26 Giugno 2018, di Mariangela Tessa

I dazi minacciati dall’amministrazione Trump sull’import di auto costruite in Europa finiscono sotto la lente di Bank of America Merrill Lynch. In attesa che la disposizione diventi operativa, gli analisti della banca d’affari americana calcolano che un aumento dal 2,5% al 25% delle tariffe potrebbe portare una riduzione dello 0,3% del Pil dell’area euro.
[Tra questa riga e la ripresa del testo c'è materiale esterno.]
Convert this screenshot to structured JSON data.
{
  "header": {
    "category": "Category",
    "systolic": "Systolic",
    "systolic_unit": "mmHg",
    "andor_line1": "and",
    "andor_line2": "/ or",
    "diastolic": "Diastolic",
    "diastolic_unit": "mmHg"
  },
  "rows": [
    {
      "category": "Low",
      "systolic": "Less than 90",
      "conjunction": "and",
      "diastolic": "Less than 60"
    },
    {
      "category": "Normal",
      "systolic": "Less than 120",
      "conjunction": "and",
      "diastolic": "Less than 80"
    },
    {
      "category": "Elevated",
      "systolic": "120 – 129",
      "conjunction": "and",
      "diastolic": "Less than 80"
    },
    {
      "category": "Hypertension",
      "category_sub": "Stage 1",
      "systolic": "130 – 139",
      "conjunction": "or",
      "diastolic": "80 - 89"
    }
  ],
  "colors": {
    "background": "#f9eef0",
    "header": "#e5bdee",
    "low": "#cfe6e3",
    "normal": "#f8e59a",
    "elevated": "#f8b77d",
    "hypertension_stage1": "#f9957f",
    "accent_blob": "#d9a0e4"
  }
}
L’economia più colpita sarà la Germania, visto che il settore delle quattro ruote rappresenta il 6,9% del Pil.

Sul fronte opposto, la Grecia: il settore auto rappresenta solo lo 0,6% del Pil. Per l’Italia, invece, si sale a poco più del 2% del Pil. Nell’analizzare l’impatto sulla crescita va considerato anche l’effetto cambio. Lo studio ricorda che un apprezzamento del dollaro del 7,5%, ipotesi possibile, potrebbe limitarne le conseguenze.
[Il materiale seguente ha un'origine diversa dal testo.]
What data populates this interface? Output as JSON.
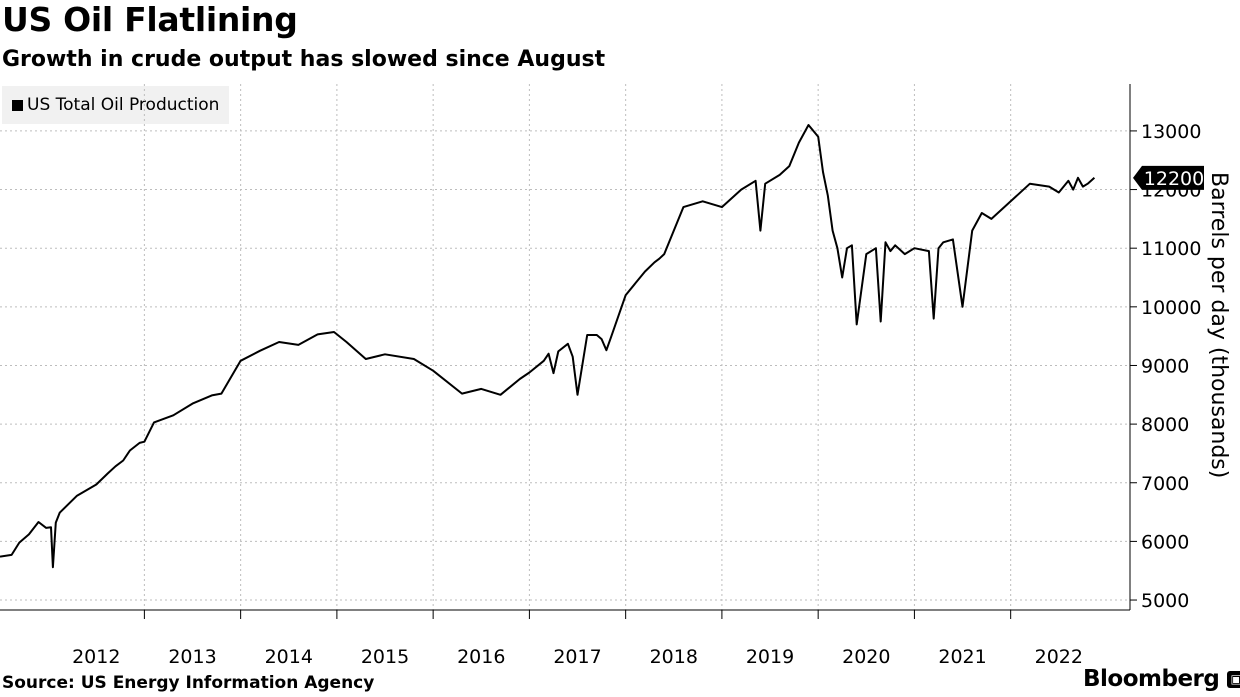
{
  "header": {
    "title": "US Oil Flatlining",
    "subtitle": "Growth in crude output has slowed since August"
  },
  "legend": {
    "label": "US Total Oil Production"
  },
  "footer": {
    "source": "Source: US Energy Information Agency",
    "brand": "Bloomberg",
    "brand_icon": "bloomberg-terminal-icon"
  },
  "colors": {
    "line": "#000000",
    "grid": "#bdbdbd",
    "legend_bg": "#f1f1f1",
    "callout_bg": "#000000"
  },
  "chart_data": {
    "type": "line",
    "title": "US Oil Flatlining",
    "subtitle": "Growth in crude output has slowed since August",
    "xlabel": "",
    "ylabel": "Barrels per day (thousands)",
    "ylim": [
      4830,
      13800
    ],
    "xlim": [
      2011.5,
      2022.98
    ],
    "y_ticks": [
      5000,
      6000,
      7000,
      8000,
      9000,
      10000,
      11000,
      12000,
      13000
    ],
    "x_tick_labels": [
      "2012",
      "2013",
      "2014",
      "2015",
      "2016",
      "2017",
      "2018",
      "2019",
      "2020",
      "2021",
      "2022"
    ],
    "grid": true,
    "legend_position": "top-left",
    "last_value_label": "12200",
    "series": [
      {
        "name": "US Total Oil Production",
        "x": [
          2011.5,
          2011.62,
          2011.7,
          2011.8,
          2011.9,
          2011.98,
          2012.03,
          2012.05,
          2012.08,
          2012.12,
          2012.3,
          2012.5,
          2012.62,
          2012.7,
          2012.78,
          2012.85,
          2012.95,
          2013.0,
          2013.1,
          2013.3,
          2013.5,
          2013.7,
          2013.8,
          2014.0,
          2014.2,
          2014.4,
          2014.6,
          2014.8,
          2014.97,
          2015.1,
          2015.3,
          2015.5,
          2015.8,
          2016.0,
          2016.3,
          2016.5,
          2016.7,
          2016.9,
          2017.0,
          2017.15,
          2017.2,
          2017.25,
          2017.3,
          2017.4,
          2017.45,
          2017.5,
          2017.6,
          2017.7,
          2017.75,
          2017.8,
          2017.85,
          2018.0,
          2018.2,
          2018.3,
          2018.35,
          2018.4,
          2018.6,
          2018.8,
          2019.0,
          2019.2,
          2019.35,
          2019.4,
          2019.45,
          2019.6,
          2019.7,
          2019.8,
          2019.9,
          2020.0,
          2020.05,
          2020.1,
          2020.15,
          2020.2,
          2020.25,
          2020.3,
          2020.35,
          2020.4,
          2020.5,
          2020.6,
          2020.65,
          2020.7,
          2020.75,
          2020.8,
          2020.9,
          2021.0,
          2021.15,
          2021.2,
          2021.25,
          2021.3,
          2021.4,
          2021.5,
          2021.6,
          2021.7,
          2021.8,
          2022.0,
          2022.2,
          2022.4,
          2022.5,
          2022.6,
          2022.65,
          2022.7,
          2022.75,
          2022.8,
          2022.87
        ],
        "values": [
          5740,
          5770,
          5980,
          6120,
          6330,
          6230,
          6240,
          5560,
          6320,
          6490,
          6780,
          6970,
          7160,
          7280,
          7380,
          7550,
          7680,
          7700,
          8030,
          8150,
          8350,
          8490,
          8520,
          9080,
          9250,
          9400,
          9350,
          9530,
          9570,
          9400,
          9110,
          9190,
          9110,
          8910,
          8520,
          8600,
          8500,
          8770,
          8880,
          9080,
          9200,
          8870,
          9240,
          9370,
          9150,
          8500,
          9520,
          9520,
          9450,
          9260,
          9490,
          10200,
          10600,
          10760,
          10820,
          10900,
          11700,
          11800,
          11700,
          12000,
          12150,
          11300,
          12100,
          12250,
          12400,
          12800,
          13100,
          12900,
          12300,
          11900,
          11300,
          11000,
          10500,
          11000,
          11050,
          9700,
          10900,
          11000,
          9750,
          11100,
          10950,
          11050,
          10900,
          11000,
          10950,
          9800,
          11000,
          11100,
          11150,
          10000,
          11300,
          11600,
          11500,
          11800,
          12100,
          12050,
          11950,
          12150,
          12000,
          12200,
          12050,
          12100,
          12200
        ]
      }
    ]
  }
}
Sempre in merito alle tariffe statunitensi proposte sulle importazioni di automobili, ieri l’agenzia di rating Moody’s, ha lanciato l’allarme affermando che le tariffe più elevate causeranno problemi nella catena di approvvigionamento globale dell’industria automobilistica.

“Una tariffa del 25% su veicoli e componenti importati sarebbe negativa per ogni segmento dell’industria automobilistica – produttori automobilistici, fornitori di ricambi, concessionari auto e società di trasporti … Se dovessero essere imposte tariffe, le case automobilistiche dovrebbero assorbire i costi per proteggere le vendite volumi o aumentare i prezzi per passare i costi tariffari ai clienti, il che potrebbe danneggiare le vendite; o una combinazione di entrambi”.

Il commercio di auto tra Ue e Usa vale circa il 10% del business complessivo tra le due regioni. Gli Stati Uniti rappresentano la prima destinazione delle esportazioni di vetture dell’Ue sia in termini di unità (20,4% nel 2017) sia di valore (quota del 29,3%).